Monday, 25 May 2015

When Giving Up Your Privacy is Part of the Job Description

Caregivers have very little privacy.  We leave the bathroom door open so we can hear our loved ones if they call.  The clinic calls just as we've poured our tea and sat down with the newspaper. A home care worker arrives to give us respite and complains about the dishes in the sink.  Later, a social worker arrives and enquires about our spousal relations.  Giving up some privacy is necessary for caregivers sometimes, but we don't have to give it all away.  Preserving a bit of privacy means keeping a personal part of ourselves intact, with dignity.

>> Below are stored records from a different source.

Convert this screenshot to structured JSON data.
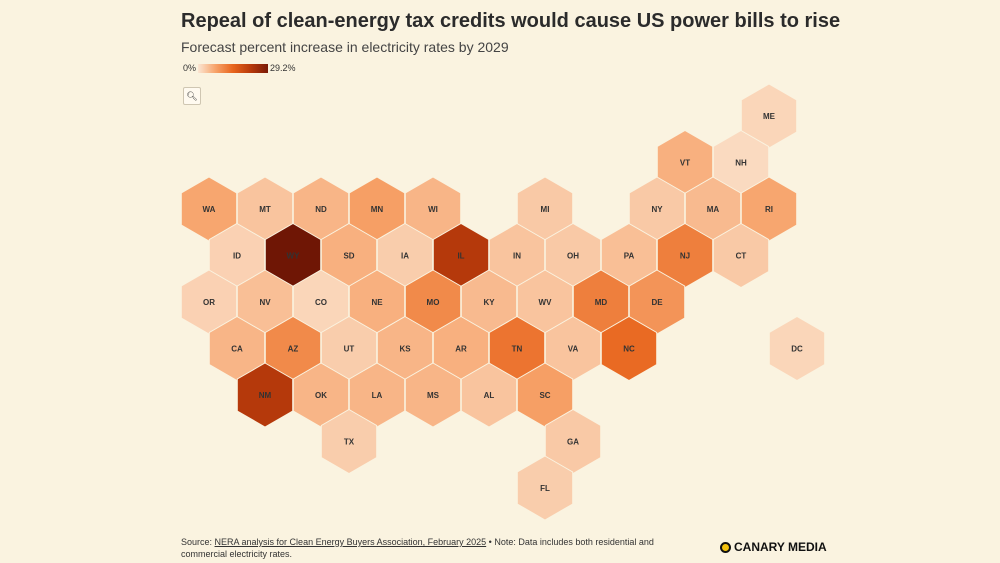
{
  "chart_data": {
    "type": "hexbin-map",
    "title": "Repeal of clean-energy tax credits would cause US power bills to rise",
    "subtitle": "Forecast percent increase in electricity rates by 2029",
    "legend": {
      "min_label": "0%",
      "max_label": "29.2%",
      "min": 0,
      "max": 29.2
    },
    "states": [
      {
        "state": "ME",
        "value": 4
      },
      {
        "state": "VT",
        "value": 12
      },
      {
        "state": "NH",
        "value": 3
      },
      {
        "state": "WA",
        "value": 14
      },
      {
        "state": "MT",
        "value": 8
      },
      {
        "state": "ND",
        "value": 11
      },
      {
        "state": "MN",
        "value": 15
      },
      {
        "state": "WI",
        "value": 11
      },
      {
        "state": "MI",
        "value": 7
      },
      {
        "state": "NY",
        "value": 7
      },
      {
        "state": "MA",
        "value": 10
      },
      {
        "state": "RI",
        "value": 14
      },
      {
        "state": "ID",
        "value": 5
      },
      {
        "state": "WY",
        "value": 29.2
      },
      {
        "state": "SD",
        "value": 12
      },
      {
        "state": "IA",
        "value": 6
      },
      {
        "state": "IL",
        "value": 25
      },
      {
        "state": "IN",
        "value": 8
      },
      {
        "state": "OH",
        "value": 7
      },
      {
        "state": "PA",
        "value": 9
      },
      {
        "state": "NJ",
        "value": 18
      },
      {
        "state": "CT",
        "value": 7
      },
      {
        "state": "OR",
        "value": 5
      },
      {
        "state": "NV",
        "value": 9
      },
      {
        "state": "CO",
        "value": 4
      },
      {
        "state": "NE",
        "value": 12
      },
      {
        "state": "MO",
        "value": 17
      },
      {
        "state": "KY",
        "value": 10
      },
      {
        "state": "WV",
        "value": 8
      },
      {
        "state": "MD",
        "value": 18
      },
      {
        "state": "DE",
        "value": 16
      },
      {
        "state": "DC",
        "value": 4
      },
      {
        "state": "CA",
        "value": 11
      },
      {
        "state": "AZ",
        "value": 17
      },
      {
        "state": "UT",
        "value": 6
      },
      {
        "state": "KS",
        "value": 11
      },
      {
        "state": "AR",
        "value": 12
      },
      {
        "state": "TN",
        "value": 19
      },
      {
        "state": "VA",
        "value": 8
      },
      {
        "state": "NC",
        "value": 20
      },
      {
        "state": "NM",
        "value": 25
      },
      {
        "state": "OK",
        "value": 11
      },
      {
        "state": "LA",
        "value": 11
      },
      {
        "state": "MS",
        "value": 11
      },
      {
        "state": "AL",
        "value": 8
      },
      {
        "state": "SC",
        "value": 15
      },
      {
        "state": "TX",
        "value": 6
      },
      {
        "state": "GA",
        "value": 7
      },
      {
        "state": "FL",
        "value": 6
      }
    ]
  },
  "zoom_icon": "search-icon",
  "source": {
    "prefix": "Source: ",
    "link_text": "NERA analysis for Clean Energy Buyers Association, February 2025",
    "note": " • Note: Data includes both residential and commercial electricity rates."
  },
  "brand": {
    "name": "CANARY MEDIA",
    "dot_color": "#f4c20d"
  }
}
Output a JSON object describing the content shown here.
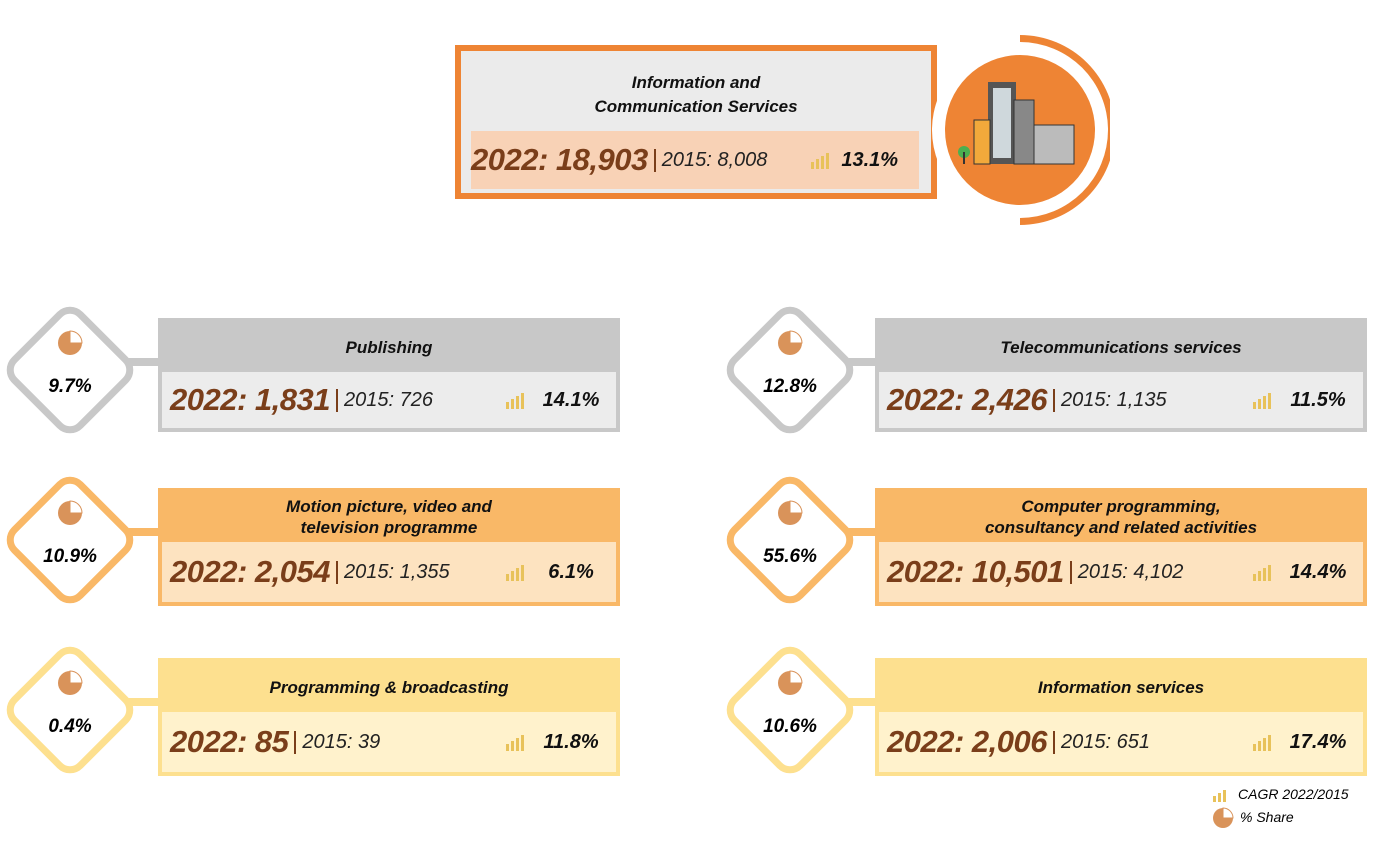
{
  "header": {
    "title": "Information and\nCommunication Services",
    "value_2022": "2022: 18,903",
    "value_2015": "2015: 8,008",
    "cagr": "13.1%"
  },
  "cards": [
    {
      "title": "Publishing",
      "share": "9.7%",
      "value_2022": "2022: 1,831",
      "value_2015": "2015: 726",
      "cagr": "14.1%",
      "color": "#c8c8c8",
      "fill": "#ececec"
    },
    {
      "title": "Telecommunications services",
      "share": "12.8%",
      "value_2022": "2022: 2,426",
      "value_2015": "2015: 1,135",
      "cagr": "11.5%",
      "color": "#c8c8c8",
      "fill": "#ececec"
    },
    {
      "title": "Motion picture, video and\ntelevision programme",
      "share": "10.9%",
      "value_2022": "2022: 2,054",
      "value_2015": "2015: 1,355",
      "cagr": "6.1%",
      "color": "#f9b867",
      "fill": "#fde3c0"
    },
    {
      "title": "Computer programming,\nconsultancy and related activities",
      "share": "55.6%",
      "value_2022": "2022: 10,501",
      "value_2015": "2015: 4,102",
      "cagr": "14.4%",
      "color": "#f9b867",
      "fill": "#fde3c0"
    },
    {
      "title": "Programming & broadcasting",
      "share": "0.4%",
      "value_2022": "2022: 85",
      "value_2015": "2015: 39",
      "cagr": "11.8%",
      "color": "#fde08f",
      "fill": "#fff2cc"
    },
    {
      "title": "Information services",
      "share": "10.6%",
      "value_2022": "2022: 2,006",
      "value_2015": "2015: 651",
      "cagr": "17.4%",
      "color": "#fde08f",
      "fill": "#fff2cc"
    }
  ],
  "legend": {
    "cagr": "CAGR 2022/2015",
    "share": "% Share"
  }
}
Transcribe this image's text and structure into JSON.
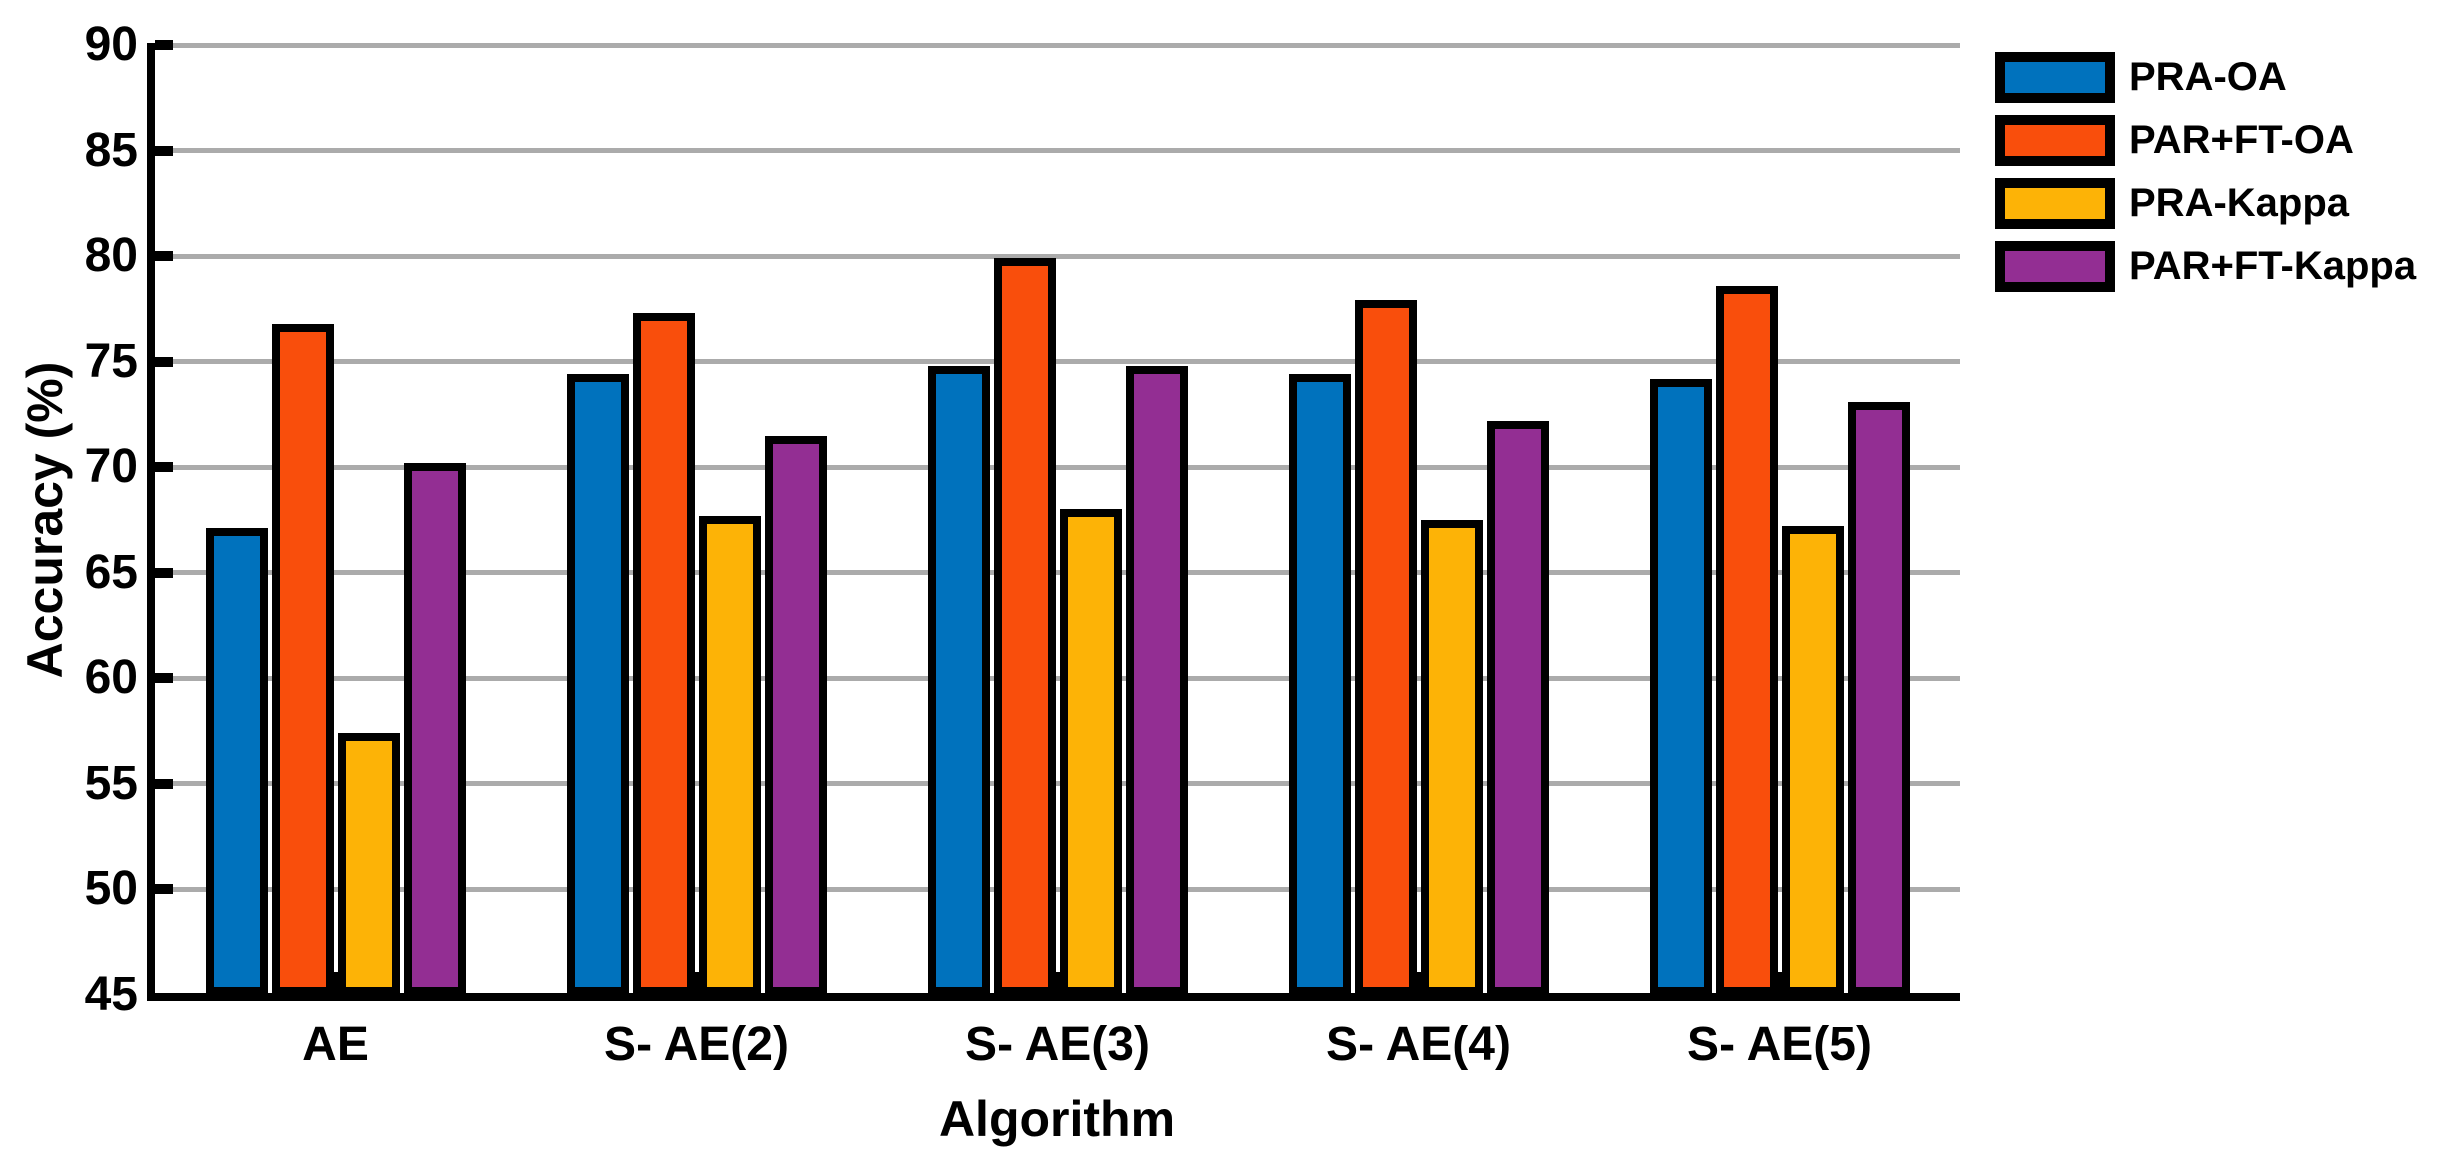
{
  "chart_data": {
    "type": "bar",
    "title": "",
    "xlabel": "Algorithm",
    "ylabel": "Accuracy (%)",
    "ylim": [
      45,
      90
    ],
    "ytick_step": 5,
    "yticks": [
      45,
      50,
      55,
      60,
      65,
      70,
      75,
      80,
      85,
      90
    ],
    "grid": true,
    "grid_color": "#ABABAB",
    "axis_color": "#000000",
    "legend_position": "outside-top-right",
    "categories": [
      "AE",
      "S- AE(2)",
      "S- AE(3)",
      "S- AE(4)",
      "S- AE(5)"
    ],
    "series": [
      {
        "name": "PRA-OA",
        "color": "#0072BD",
        "values": [
          67.1,
          74.4,
          74.8,
          74.4,
          74.2
        ]
      },
      {
        "name": "PAR+FT-OA",
        "color": "#F94E0C",
        "values": [
          76.8,
          77.3,
          79.9,
          77.9,
          78.6
        ]
      },
      {
        "name": "PRA-Kappa",
        "color": "#FDB306",
        "values": [
          57.4,
          67.7,
          68.0,
          67.5,
          67.2
        ]
      },
      {
        "name": "PAR+FT-Kappa",
        "color": "#932E93",
        "values": [
          70.2,
          71.5,
          74.8,
          72.2,
          73.1
        ]
      }
    ]
  }
}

So, where can caregivers find privacy at home?  Here are some ideas:

1)  Get up before your loved one.  The early hours of the morning are the best friend of many caregivers I know.  The house is quiet and there is delicious peace at the kitchen table.

2)  Carve out one small bit of time for yourself every day and a larger block once a week.  The daily respite might be a bubble bath and the weekly break might be yoga class.  Protect these times fiercely - they are sacred!  So make sure that friends, family and medical professionals know you are never available during your breaks.

3)  Defend your space and your home (sanctuary) when professionals come over.  Develop a cheerful greeting such as "Welcome!  Tidying up isn't high on our list of priorities lately, but luckily our family is OK with that."

4)  If you have the space, create a 'room of one's own'.  Actually, it doesn't have to be a whole room - maybe just a desk, a corner chair or a bathroom.  Make this your private space and decorate it the way you like.  Find photos or prints that inspire you and put them up.  Add candles and fairy lights.... whatever has personal meaning for you.  This is your sanctuary and even if you leave the door open for caregiving, your space has imaginary walls.  It is yours.

5)  Find quiet places in your community.  Visit a church, synagogue or temple during off-hours.  A walk in the woods works well for privacy and peace, too.  If you don't have a forest nearby, visit a cemetery.  It sounds crazy, but these are public, natural spaces designed for privacy and contemplation.  Often, there are beautiful gardens and woods with benches for quiet reflection.

Being intentional about protecting your privacy as a caregiver is important.  Much of the day, our lives are open books, but saving a little time and space just for ourselves nourishes the heart and soul.